Fahnenappell (Schulveranstaltung)
Der Fahnenappell war in der DDR eine formell an das gleichnamige Militärritual angelehnte Veranstaltung an allgemeinbildenden Schulen, welche mehrmals im Jahr zu besonderen Anlässen, z.B. dem Antikriegstag und dem Weltfriedenstag stattfand. In den letzten Jahren der DDR fand der Fahnenappell sogar wöchentlich, meist Montags von Schulbeginn, statt. Dabei versammelten sich sämtliche Lehrer und Schüler auf dem Schulhof zu einer Zeremonie von der Dauer einer Schulstunde.
Von der inhaltlichen Ausrichtung war der Fahnenappell eine politische Veranstaltung für die ganze Schule.
Während der Veranstaltung wurden üblicherweise von einer Schulklasse Texte, Lieder und Gedichte zu einem bestimmten Thema (z.B. Frieden) vorgetragen, seltener gab es auch Musik vom Band oder Vorträge von besonderen Gästen (z.B. Witwen gefallener antifaschistischer Widerstandskämpfer). Desweiteren wurden einzelne Schüler für hervorragende Leistungen ausgezeichnet.
Die Rolle der restlichen Schüler war dabei beschränkt auf das Stehen in Reihen und Zu- bzw. Weghören. Lediglich am Anfang und am Ende der Veranstaltung grüßten die Mitglieder der Pionierorganisation Ernst Thälmann mit „Immer bereit!“ und die Mitglieder der FDJ mit „Freundschaft!“. Ein Running Gag war dabei, dass einige der jüngeren Schüler ebenfalls mit „Freundschaft!“ grüßten.
An vielen Schulen konnte man beobachten, dass mit zunehmendem Alter der Enthusiasmus für die sozialistische Sache immer weiter abnahm, während die Ablehnung gegen den Fahnenappell bei Wind und Wetter zunahm. So kreischten die Jungpioniere ihr "Immer bereit" heraus, die Thälmannpioniere ließen es deutlich verhaltener angehen, während von der FDJ meist nur nach der zweiten Aufforderung ein verhaltenes "Freundschaft" gemurmelt wurde. (Und dies auch nur von den bedauernswerten, die es nicht in die hinteren Reihen geschafft hatten)

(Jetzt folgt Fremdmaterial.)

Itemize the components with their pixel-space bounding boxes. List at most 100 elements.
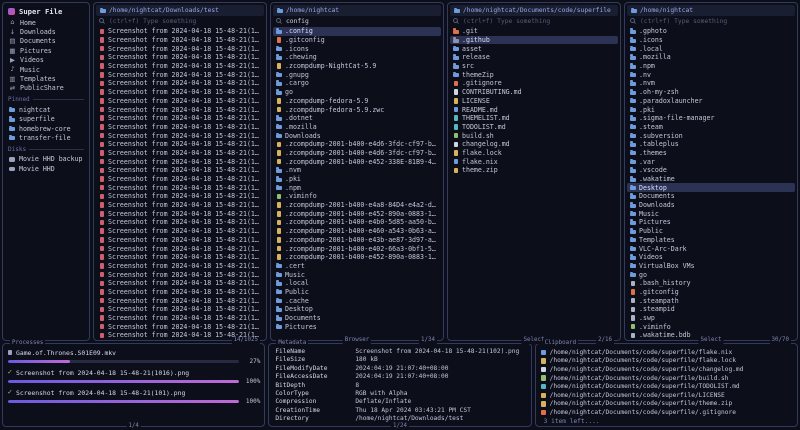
file-row[interactable]: go xyxy=(273,88,441,97)
file-row[interactable]: .zcompdump-2001-b400-e4d6-3fdc-cf97-b8d4… xyxy=(273,149,441,158)
file-row[interactable]: asset xyxy=(450,44,618,53)
file-row[interactable]: Screenshot from 2024-04-18 15-48-21(1… xyxy=(96,314,264,323)
sidebar-item-transfer-file[interactable]: transfer-file xyxy=(3,133,89,142)
file-row[interactable]: .wakatime xyxy=(627,175,795,184)
file-row[interactable]: .swp xyxy=(627,314,795,323)
file-row[interactable]: Screenshot from 2024-04-18 15-48-21(1… xyxy=(96,62,264,71)
file-row[interactable]: .themes xyxy=(627,149,795,158)
sidebar-item-pictures[interactable]: ▦Pictures xyxy=(3,46,89,55)
file-row[interactable]: .zcompdump-2001-b400-e402-66a3-0bf1-5c3a xyxy=(273,244,441,253)
file-row[interactable]: Screenshot from 2024-04-18 15-48-21(1… xyxy=(96,209,264,218)
file-row[interactable]: Screenshot from 2024-04-18 15-48-21(1… xyxy=(96,114,264,123)
file-row[interactable]: Screenshot from 2024-04-18 15-48-21(1… xyxy=(96,88,264,97)
file-panel-2[interactable]: /home/nightcat config .config.gitconfig.… xyxy=(270,2,444,341)
file-row[interactable]: release xyxy=(450,53,618,62)
file-row[interactable]: themeZip xyxy=(450,70,618,79)
file-row[interactable]: CONTRIBUTING.md xyxy=(450,88,618,97)
file-row[interactable]: Downloads xyxy=(627,201,795,210)
file-row[interactable]: .steam xyxy=(627,123,795,132)
file-row[interactable]: .cert xyxy=(273,262,441,271)
file-panel-3[interactable]: /home/nightcat/Documents/code/superfile … xyxy=(447,2,621,341)
file-row[interactable]: .viminfo xyxy=(273,192,441,201)
file-row[interactable]: Screenshot from 2024-04-18 15-48-21(1… xyxy=(96,236,264,245)
file-row[interactable]: Screenshot from 2024-04-18 15-48-21(1… xyxy=(96,305,264,314)
file-row[interactable]: Screenshot from 2024-04-18 15-48-21(1… xyxy=(96,44,264,53)
file-panel-1[interactable]: /home/nightcat/Downloads/test (ctrl+f) T… xyxy=(93,2,267,341)
file-row[interactable]: Screenshot from 2024-04-18 15-48-21(1… xyxy=(96,140,264,149)
file-row[interactable]: Screenshot from 2024-04-18 15-48-21(1… xyxy=(96,322,264,331)
file-row[interactable]: go xyxy=(627,270,795,279)
sidebar-item-movie-hhd-backup[interactable]: Movie HHD backup xyxy=(3,155,89,164)
file-row[interactable]: .zcompdump-2001-b400-e452-890a-0883-1b5e… xyxy=(273,253,441,262)
file-row[interactable]: .nv xyxy=(627,70,795,79)
clipboard-item[interactable]: /home/nightcat/Documents/code/superfile/… xyxy=(538,374,795,383)
file-row[interactable]: .zcompdump-2001-b400-e460-a543-0b63-a8d7 xyxy=(273,227,441,236)
file-row[interactable]: .steampath xyxy=(627,296,795,305)
search-input[interactable]: (ctrl+f) Type something xyxy=(625,16,797,26)
file-row[interactable]: build.sh xyxy=(450,131,618,140)
sidebar-item-downloads[interactable]: ↓Downloads xyxy=(3,27,89,36)
file-row[interactable]: .var xyxy=(627,157,795,166)
clipboard-item[interactable]: /home/nightcat/Documents/code/superfile/… xyxy=(538,357,795,366)
file-row[interactable]: Desktop xyxy=(273,305,441,314)
file-row[interactable]: .zcompdump-2001-b400-e4b0-5d85-aa50-b6f2 xyxy=(273,218,441,227)
file-row[interactable]: Music xyxy=(273,270,441,279)
file-row[interactable]: .steampid xyxy=(627,305,795,314)
search-input[interactable]: (ctrl+f) Type something xyxy=(94,16,266,26)
file-row[interactable]: Screenshot from 2024-04-18 15-48-21(1… xyxy=(96,270,264,279)
file-row[interactable]: .subversion xyxy=(627,131,795,140)
file-row[interactable]: .mozilla xyxy=(627,53,795,62)
file-row[interactable]: changelog.md xyxy=(450,140,618,149)
file-row[interactable]: .local xyxy=(273,279,441,288)
file-row[interactable]: src xyxy=(450,62,618,71)
file-row[interactable]: .paradoxlauncher xyxy=(627,97,795,106)
clipboard-item[interactable]: /home/nightcat/Documents/code/superfile/… xyxy=(538,348,795,357)
file-row[interactable]: .zcompdump-2001-b400-e452-338E-81B9-46f1 xyxy=(273,157,441,166)
file-row[interactable]: Screenshot from 2024-04-18 15-48-21(1… xyxy=(96,105,264,114)
sidebar-item-music[interactable]: ♪Music xyxy=(3,65,89,74)
file-row[interactable]: Screenshot from 2024-04-18 15-48-21(1… xyxy=(96,288,264,297)
file-row[interactable]: .config xyxy=(273,27,441,36)
file-row[interactable]: .local xyxy=(627,44,795,53)
file-row[interactable]: README.md xyxy=(450,105,618,114)
file-row[interactable]: Screenshot from 2024-04-18 15-48-21(1… xyxy=(96,149,264,158)
file-row[interactable]: .icons xyxy=(627,36,795,45)
process-item[interactable]: Game.of.Thrones.S01E09.mkv27% xyxy=(7,348,260,365)
file-row[interactable]: Videos xyxy=(627,253,795,262)
file-row[interactable]: .gitconfig xyxy=(273,36,441,45)
file-row[interactable]: Screenshot from 2024-04-18 15-48-21(1… xyxy=(96,123,264,132)
search-input[interactable]: config xyxy=(271,16,443,26)
file-row[interactable]: .mozilla xyxy=(273,123,441,132)
clipboard-item[interactable]: /home/nightcat/Documents/code/superfile/… xyxy=(538,382,795,391)
file-row[interactable]: .zcompdump-NightCat-5.9 xyxy=(273,62,441,71)
file-row[interactable]: VLC-Arc-Dark xyxy=(627,244,795,253)
file-row[interactable]: .zcompdump-2001-b400-e452-890a-0883-1b5e xyxy=(273,209,441,218)
file-row[interactable]: Desktop xyxy=(627,183,795,192)
file-row[interactable]: .icons xyxy=(273,44,441,53)
file-row[interactable]: Documents xyxy=(273,314,441,323)
sidebar-item-publicshare[interactable]: ⇄PublicShare xyxy=(3,84,89,93)
file-row[interactable]: .zcompdump-fedora-5.9.zwc xyxy=(273,105,441,114)
file-row[interactable]: Pictures xyxy=(627,218,795,227)
file-row[interactable]: Screenshot from 2024-04-18 15-48-21(1… xyxy=(96,36,264,45)
file-row[interactable]: .gnupg xyxy=(273,70,441,79)
processes-panel[interactable]: Processes Game.of.Thrones.S01E09.mkv27%✓… xyxy=(2,343,265,427)
file-row[interactable]: Screenshot from 2024-04-18 15-48-21(1… xyxy=(96,279,264,288)
file-row[interactable]: .viminfo xyxy=(627,322,795,331)
file-row[interactable]: Screenshot from 2024-04-18 15-48-21(1… xyxy=(96,183,264,192)
file-row[interactable]: Screenshot from 2024-04-18 15-48-21(1… xyxy=(96,53,264,62)
clipboard-item[interactable]: /home/nightcat/Documents/code/superfile/… xyxy=(538,400,795,409)
file-row[interactable]: Screenshot from 2024-04-18 15-48-21(1… xyxy=(96,192,264,201)
file-row[interactable]: .npm xyxy=(627,62,795,71)
process-item[interactable]: ✓Screenshot from 2024-04-18 15-48-21(101… xyxy=(7,388,260,405)
file-row[interactable]: Screenshot from 2024-04-18 15-48-21(1… xyxy=(96,27,264,36)
file-row[interactable]: Public xyxy=(627,227,795,236)
file-row[interactable]: .nvm xyxy=(273,166,441,175)
file-row[interactable]: Screenshot from 2024-04-18 15-48-21(1… xyxy=(96,296,264,305)
file-row[interactable]: Music xyxy=(627,209,795,218)
file-row[interactable]: .bash_history xyxy=(627,279,795,288)
file-row[interactable]: Public xyxy=(273,288,441,297)
file-row[interactable]: Screenshot from 2024-04-18 15-48-21(1… xyxy=(96,253,264,262)
file-row[interactable]: Screenshot from 2024-04-18 15-48-21(1… xyxy=(96,218,264,227)
file-row[interactable]: Screenshot from 2024-04-18 15-48-21(1… xyxy=(96,79,264,88)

Ebenfalls zum Beginn und Ende der Veranstaltung gab es paramilitärische Gebräuche wie das Marschieren begleitet von Kommandos wie „Augen geradeaus“, „Links um“ oder „Still gestanden“.
Vorschriftsmäßige Kleidung waren für die Pioniere: eine blaue Hose oder Rock, das weiße Pionierhemd mit Emblem auf dem Ärmel, ein rotes oder blaues Pioniertuch; für die FDJler: blaue Hose und blaues FDJ-Hemd. Dies wurde jedoch oft nicht so genau genommen, so daß de facto nur das Halstuch, bzw. FDJ-Hemd zu tragen waren. Für die anderen Schüler gab es keine besondere Kleiderordnung.
Kritik
Bei den Schülern war der Fahnenappell oft unbeliebt aufgrund des langen Stehens und der fehlenden Möglichkeiten zur Interaktion. Auch bei den Erwachsenen wurde er aus diesem Grund häufig als nicht mehr zeitgemäß angesehen und somit schließlich zum Symbol des Unwillens der amtierenden Politiker zu Reformen.
Steffi Spira, Schauspielerin und überzeugte Kommunistin, äußerte am 4. November 1989 den bekannten Satz: „Ich wünsche für meine Urenkel, dass sie aufwachsen ohne Fahnenappell, ohne Staatsbürgerkunde, und dass keine Blauhemden mit Fackeln an den hohen Leuten vorübergehen“.